Parmi les curiosités de Strasbourg, il est juste de mentionner l'église Saint-Thomas. Les étrangers y vont admirer le fameux mausolée du maréchal Maurice de Saxe, mais le sacristain ne manque jamais de les inviter à descendre dans les caveaux. Là, il leur fait voir un cercueil à vitrage dans lequel repose le corps embaumé d'une jeune fille. Elle est revêtue de la robe blanche de mariée, couverte de bijoux et la tête entourée de fleurs d'oranger. Quoique très bien conservé, cela est hideux. Le corps est d'une maigreur effrayante, les yeux enfoncés dans leurs orbites, la bouche grimaçant un sourire affreux, le nez paraissant d'autant plus long que les joues sont plus creuses. Le spectacle n'est pas réjouissant et les curieux se hâtent de sortir du caveau, laissant le sacristain recommencer, pour la millième fois, l'histoire d'une jeune et charmante comtesse de Nassau, morte au moment de s'unir à un noble chevalier alsacien.
Une vieille légende veut que la momie de l'église Saint-Thomas revienne parmi les vivants, en hiver, à l'époque des bals. Tous les ans on la retrouve parmi les danseuses, et d'ordinaire c'était au bal donné au profit des pauvres qu'on la voyait apparaitre.

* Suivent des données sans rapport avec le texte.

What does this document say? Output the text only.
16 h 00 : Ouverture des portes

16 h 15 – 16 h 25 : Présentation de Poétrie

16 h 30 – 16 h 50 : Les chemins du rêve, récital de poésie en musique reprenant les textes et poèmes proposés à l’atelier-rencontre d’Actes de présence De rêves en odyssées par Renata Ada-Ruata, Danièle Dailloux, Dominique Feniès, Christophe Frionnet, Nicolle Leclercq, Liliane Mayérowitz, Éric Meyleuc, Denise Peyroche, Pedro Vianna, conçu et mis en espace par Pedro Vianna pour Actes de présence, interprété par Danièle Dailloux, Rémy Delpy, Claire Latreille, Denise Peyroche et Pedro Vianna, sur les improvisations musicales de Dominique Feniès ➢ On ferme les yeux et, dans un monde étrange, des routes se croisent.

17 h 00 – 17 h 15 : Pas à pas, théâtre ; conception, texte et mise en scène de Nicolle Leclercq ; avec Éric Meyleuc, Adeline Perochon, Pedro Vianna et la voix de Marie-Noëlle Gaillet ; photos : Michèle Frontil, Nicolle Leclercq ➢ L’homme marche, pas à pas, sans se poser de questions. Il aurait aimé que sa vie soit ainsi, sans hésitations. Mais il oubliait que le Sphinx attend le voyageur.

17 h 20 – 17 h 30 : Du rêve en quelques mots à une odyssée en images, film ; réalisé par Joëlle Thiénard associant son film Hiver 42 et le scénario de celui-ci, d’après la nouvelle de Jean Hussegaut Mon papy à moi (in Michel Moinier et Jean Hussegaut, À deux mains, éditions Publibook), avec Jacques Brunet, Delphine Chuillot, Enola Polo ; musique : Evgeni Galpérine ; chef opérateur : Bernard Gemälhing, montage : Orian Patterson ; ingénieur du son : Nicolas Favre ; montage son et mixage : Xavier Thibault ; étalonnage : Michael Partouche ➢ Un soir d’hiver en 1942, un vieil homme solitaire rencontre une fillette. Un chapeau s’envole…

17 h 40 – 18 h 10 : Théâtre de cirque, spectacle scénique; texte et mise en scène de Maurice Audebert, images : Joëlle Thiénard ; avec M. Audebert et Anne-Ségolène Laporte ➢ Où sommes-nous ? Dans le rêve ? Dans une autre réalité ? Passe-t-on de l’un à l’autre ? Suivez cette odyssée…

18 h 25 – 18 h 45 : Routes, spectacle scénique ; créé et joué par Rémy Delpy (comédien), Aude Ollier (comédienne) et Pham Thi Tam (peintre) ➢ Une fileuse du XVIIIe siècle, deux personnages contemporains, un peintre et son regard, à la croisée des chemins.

Oui, la jeune comtesse, la fiancée morte il y a trois siècles, on l'apercevait au bras d'un cavalier, valsant avec un entrain endiablé. C'était bien elle même robe blanche, mêmes fleurs, mêmes colliers. C'était sa maigreur de squelette, sa bouche grimaçante, ses yeux caves, son nez proéminent... Échappée de son cercueil de verre, elle tournait, elle tourbillonnait et lançait au passage son sourire horrible!
L'on prétend que depuis l'annexion de l'Alsace à l'Allemagne, les bals publics et privés sont pleins de comtesses de Nassau. Cela ne m'étonne pas, car la momie doit prendre plaisir à se retrouver parmi ses compatriotes. Quant à moi, je n'en sais rien, car je n'y ai pas été voir!